On this Super Bowl weekend, NFL Commissioner Roger Goodell told Robin Roberts of “Good Morning America” that people around the world will be watching Super Bowl 50 Sunday, implying that the game is the center of the universe.
People may be watching the Super Bowl around the globe, but that doesn’t make it a global sport the way soccer or tennis is. Few people in Indonesia beyond some ex-pats care about the NFL – a subject I address in my forthcoming novel “The Penalty for Holding.” But there seems to be a disconnect between public and internal perceptions of the game.
For Goodell the game is one he’d be happy having a son play; arrests are down 40 percent among NFL players, with the players more upstanding than non-players in their demographic group; and, as for concussions, he actually said there’s a risk in sitting on the couch. Really.

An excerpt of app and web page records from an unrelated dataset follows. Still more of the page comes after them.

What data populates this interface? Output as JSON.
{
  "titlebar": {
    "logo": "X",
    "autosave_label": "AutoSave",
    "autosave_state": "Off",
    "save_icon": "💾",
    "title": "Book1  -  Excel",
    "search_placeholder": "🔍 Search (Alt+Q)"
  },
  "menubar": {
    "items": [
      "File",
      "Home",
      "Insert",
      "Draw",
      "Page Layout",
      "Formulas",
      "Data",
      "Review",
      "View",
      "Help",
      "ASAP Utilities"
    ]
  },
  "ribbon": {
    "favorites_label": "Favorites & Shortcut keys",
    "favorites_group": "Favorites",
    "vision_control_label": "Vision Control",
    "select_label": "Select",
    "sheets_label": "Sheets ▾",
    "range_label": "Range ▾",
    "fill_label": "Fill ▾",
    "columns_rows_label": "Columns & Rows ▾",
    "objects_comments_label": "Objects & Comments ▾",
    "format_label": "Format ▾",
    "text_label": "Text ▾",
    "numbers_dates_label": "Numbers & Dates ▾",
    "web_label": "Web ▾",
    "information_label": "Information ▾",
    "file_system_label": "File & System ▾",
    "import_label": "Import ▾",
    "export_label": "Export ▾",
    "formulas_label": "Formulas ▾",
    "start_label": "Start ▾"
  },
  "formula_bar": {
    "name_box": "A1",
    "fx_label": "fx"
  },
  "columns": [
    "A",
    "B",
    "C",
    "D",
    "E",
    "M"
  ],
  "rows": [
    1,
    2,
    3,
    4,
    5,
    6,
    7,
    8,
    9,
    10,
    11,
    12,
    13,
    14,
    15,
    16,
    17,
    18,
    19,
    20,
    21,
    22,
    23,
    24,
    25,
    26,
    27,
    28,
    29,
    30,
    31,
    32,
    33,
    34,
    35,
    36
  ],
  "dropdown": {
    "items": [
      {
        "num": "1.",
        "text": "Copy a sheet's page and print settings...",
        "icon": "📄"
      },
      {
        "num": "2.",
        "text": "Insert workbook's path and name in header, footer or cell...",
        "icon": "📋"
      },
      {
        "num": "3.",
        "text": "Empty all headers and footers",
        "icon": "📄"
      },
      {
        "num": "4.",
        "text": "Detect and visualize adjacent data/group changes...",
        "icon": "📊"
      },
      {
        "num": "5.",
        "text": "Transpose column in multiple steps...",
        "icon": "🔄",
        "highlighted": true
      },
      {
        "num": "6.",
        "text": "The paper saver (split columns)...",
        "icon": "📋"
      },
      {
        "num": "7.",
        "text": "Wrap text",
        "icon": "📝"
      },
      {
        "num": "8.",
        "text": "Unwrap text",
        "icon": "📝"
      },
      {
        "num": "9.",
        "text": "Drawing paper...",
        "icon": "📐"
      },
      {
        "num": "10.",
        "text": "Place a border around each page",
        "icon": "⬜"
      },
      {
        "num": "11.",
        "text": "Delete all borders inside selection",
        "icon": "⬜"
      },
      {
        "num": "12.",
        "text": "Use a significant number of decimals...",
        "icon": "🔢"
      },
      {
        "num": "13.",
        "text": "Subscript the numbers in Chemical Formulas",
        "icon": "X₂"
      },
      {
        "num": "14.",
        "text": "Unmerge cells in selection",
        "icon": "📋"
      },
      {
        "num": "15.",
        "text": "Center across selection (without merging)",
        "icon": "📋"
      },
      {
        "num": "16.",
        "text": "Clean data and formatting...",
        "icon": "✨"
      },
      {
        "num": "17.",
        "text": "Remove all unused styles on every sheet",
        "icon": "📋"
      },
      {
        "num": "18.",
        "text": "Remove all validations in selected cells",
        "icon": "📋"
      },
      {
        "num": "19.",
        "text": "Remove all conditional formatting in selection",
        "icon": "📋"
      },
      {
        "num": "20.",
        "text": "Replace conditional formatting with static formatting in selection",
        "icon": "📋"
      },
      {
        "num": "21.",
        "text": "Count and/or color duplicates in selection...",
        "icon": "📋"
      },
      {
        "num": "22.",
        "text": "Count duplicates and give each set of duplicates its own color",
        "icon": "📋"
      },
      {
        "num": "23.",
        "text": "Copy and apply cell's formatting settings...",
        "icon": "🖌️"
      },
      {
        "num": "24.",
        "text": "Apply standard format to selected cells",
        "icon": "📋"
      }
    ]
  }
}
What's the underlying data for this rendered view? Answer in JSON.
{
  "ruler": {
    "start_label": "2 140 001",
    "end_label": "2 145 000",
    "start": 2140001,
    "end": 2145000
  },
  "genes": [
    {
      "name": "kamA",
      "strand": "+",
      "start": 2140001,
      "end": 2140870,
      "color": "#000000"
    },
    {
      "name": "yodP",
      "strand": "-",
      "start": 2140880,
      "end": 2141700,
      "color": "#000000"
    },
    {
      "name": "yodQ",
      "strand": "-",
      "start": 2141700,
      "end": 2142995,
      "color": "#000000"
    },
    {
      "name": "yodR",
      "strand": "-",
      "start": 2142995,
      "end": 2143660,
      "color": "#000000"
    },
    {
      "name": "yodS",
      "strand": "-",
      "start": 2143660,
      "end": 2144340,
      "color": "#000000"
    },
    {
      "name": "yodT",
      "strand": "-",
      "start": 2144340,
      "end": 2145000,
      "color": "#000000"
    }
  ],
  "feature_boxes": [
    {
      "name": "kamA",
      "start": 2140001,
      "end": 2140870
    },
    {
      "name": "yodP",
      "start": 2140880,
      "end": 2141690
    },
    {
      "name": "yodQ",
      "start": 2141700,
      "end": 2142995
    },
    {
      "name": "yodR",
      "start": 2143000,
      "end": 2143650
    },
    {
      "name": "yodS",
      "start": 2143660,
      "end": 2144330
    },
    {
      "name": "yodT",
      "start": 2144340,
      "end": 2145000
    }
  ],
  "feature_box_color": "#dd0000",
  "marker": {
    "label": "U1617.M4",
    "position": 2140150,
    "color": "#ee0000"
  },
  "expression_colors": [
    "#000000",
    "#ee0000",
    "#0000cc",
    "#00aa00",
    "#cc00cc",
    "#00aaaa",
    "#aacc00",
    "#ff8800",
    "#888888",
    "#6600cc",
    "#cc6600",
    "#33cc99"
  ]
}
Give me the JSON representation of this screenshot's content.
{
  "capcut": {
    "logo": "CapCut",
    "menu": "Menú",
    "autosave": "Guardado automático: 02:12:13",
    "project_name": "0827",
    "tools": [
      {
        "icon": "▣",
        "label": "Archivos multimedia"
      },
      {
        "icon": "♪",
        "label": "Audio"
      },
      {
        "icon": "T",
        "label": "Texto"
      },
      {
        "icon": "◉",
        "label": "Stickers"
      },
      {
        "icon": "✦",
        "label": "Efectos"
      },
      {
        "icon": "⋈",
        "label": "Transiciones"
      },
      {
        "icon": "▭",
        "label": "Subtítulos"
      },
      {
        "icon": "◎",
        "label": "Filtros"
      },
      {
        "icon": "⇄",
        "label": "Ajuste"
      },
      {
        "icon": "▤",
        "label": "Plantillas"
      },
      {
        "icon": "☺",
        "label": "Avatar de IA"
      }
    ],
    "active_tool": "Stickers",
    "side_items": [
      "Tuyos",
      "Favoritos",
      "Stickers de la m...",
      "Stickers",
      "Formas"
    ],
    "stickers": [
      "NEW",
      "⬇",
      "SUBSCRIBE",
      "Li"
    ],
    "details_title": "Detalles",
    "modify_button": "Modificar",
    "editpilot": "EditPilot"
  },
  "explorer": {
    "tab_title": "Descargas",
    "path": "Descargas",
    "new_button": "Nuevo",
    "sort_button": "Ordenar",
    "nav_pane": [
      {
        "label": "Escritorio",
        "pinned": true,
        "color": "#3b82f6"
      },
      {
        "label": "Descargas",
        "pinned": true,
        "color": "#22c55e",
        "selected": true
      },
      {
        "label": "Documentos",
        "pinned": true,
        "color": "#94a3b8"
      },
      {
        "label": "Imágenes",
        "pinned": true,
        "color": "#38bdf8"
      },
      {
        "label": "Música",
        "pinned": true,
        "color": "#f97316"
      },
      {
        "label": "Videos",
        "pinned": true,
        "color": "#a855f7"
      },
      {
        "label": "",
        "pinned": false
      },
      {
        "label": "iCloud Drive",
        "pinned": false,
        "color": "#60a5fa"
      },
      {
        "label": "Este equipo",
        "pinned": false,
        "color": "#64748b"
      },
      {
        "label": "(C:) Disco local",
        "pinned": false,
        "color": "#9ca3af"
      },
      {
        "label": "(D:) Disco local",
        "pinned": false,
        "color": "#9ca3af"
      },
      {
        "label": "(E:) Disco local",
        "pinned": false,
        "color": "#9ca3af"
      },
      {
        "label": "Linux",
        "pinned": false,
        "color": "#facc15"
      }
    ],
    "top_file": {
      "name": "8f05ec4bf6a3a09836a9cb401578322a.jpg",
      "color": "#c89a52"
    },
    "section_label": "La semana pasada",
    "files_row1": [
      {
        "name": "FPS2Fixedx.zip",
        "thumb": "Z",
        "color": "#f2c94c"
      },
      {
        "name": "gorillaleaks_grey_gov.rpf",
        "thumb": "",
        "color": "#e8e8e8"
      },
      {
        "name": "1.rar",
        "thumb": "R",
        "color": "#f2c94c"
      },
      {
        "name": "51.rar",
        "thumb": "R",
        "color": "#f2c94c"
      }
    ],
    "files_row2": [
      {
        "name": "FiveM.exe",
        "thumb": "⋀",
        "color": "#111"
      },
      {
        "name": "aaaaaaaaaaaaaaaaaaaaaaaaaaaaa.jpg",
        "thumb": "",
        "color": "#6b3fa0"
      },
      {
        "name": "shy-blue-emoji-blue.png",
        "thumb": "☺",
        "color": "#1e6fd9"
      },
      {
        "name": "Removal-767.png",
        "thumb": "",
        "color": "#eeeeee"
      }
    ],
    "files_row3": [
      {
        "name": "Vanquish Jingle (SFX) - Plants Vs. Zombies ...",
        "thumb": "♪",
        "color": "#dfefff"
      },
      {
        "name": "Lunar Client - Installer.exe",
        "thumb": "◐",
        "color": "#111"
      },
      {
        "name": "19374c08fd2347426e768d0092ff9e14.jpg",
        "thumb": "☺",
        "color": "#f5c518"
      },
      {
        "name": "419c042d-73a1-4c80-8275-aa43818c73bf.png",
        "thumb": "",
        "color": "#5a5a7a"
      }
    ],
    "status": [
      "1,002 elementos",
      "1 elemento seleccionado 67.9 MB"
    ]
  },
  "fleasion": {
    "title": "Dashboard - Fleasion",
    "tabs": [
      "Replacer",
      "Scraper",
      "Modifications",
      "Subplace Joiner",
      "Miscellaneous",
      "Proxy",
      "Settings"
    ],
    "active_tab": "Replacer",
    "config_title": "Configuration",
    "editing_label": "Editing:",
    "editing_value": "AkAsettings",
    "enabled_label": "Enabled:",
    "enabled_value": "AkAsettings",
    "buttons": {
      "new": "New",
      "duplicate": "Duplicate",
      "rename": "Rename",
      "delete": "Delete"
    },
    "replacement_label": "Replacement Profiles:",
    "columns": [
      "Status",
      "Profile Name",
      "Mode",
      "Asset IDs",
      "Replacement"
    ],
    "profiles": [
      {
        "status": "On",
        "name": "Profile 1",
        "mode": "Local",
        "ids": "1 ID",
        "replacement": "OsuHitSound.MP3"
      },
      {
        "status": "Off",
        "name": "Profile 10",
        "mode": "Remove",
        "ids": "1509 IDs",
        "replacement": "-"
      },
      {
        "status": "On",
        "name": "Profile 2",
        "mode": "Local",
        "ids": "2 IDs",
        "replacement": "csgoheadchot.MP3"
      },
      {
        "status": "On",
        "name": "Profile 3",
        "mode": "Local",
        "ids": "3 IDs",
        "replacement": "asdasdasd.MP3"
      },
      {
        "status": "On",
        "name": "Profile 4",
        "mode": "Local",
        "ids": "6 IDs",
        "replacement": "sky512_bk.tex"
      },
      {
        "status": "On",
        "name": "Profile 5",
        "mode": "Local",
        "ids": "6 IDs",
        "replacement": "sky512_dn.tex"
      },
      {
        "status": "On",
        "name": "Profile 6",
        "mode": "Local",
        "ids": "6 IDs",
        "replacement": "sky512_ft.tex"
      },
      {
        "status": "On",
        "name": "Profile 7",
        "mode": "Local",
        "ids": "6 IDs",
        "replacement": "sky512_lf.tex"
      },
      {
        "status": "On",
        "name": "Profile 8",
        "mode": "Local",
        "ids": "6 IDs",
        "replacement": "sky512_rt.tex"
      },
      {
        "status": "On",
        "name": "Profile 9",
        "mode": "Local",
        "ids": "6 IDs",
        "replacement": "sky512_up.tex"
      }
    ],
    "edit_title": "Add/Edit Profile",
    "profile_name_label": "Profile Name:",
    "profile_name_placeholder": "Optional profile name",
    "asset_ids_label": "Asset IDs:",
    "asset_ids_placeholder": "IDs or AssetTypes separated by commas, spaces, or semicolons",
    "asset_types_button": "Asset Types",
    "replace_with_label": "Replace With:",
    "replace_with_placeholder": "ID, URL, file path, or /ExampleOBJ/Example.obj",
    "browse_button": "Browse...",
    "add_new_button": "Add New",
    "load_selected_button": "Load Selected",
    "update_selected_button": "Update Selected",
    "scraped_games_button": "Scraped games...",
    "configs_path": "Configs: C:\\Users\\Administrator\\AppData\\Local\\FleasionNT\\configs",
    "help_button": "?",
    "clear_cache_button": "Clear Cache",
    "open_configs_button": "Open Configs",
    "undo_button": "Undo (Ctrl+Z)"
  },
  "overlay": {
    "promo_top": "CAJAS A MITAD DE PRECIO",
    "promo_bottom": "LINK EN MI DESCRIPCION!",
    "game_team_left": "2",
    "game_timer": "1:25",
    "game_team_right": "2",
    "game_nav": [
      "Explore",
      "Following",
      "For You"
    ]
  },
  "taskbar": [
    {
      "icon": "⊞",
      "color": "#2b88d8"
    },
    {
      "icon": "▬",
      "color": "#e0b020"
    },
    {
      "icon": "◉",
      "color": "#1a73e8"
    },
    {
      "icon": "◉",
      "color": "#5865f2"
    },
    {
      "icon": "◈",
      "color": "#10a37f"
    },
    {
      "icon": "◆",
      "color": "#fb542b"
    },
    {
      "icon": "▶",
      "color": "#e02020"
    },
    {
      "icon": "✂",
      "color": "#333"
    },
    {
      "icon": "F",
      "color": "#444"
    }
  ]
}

Meanwhile, Johnny Manziel – aka Johnny Football, the soon-to-be-former Cleveland Browns quarterback – has imploded. It’s the usual – trouble with drugs, alcohol and women. The assaulted girlfriend who took out a restraining order against him has been criticized. Yeah, blame the victim. But the only one Manziel has to blame here is himself. (Apparently, he doesn’t mind going to rehab as long as he doesn’t have to stay at rehab. Like the guy who doesn’t mind being a famous pianist as long as he doesn’t have to practice the piano.)
Not that there haven’t been enablers. The worship of these people by fans and the media: Who gave him the Johnny Football nickname, huh? And then there’s the oblivious NFL.
Listening to Goodell, you’d think football’s biggest problem is the quality of the Pro Bowl. In a sense, he’s like an artist whose attitude is that as long as the work is great, it doesn’t matter if he’s a disaster.
Sorry, but domestic violence, concussions – which, no excuses, may be related – are huge challenges.
Goodell wants to grow his sport exponentially. He’s not going to do that among those for whom a viscerally thrilling game is simply not enough.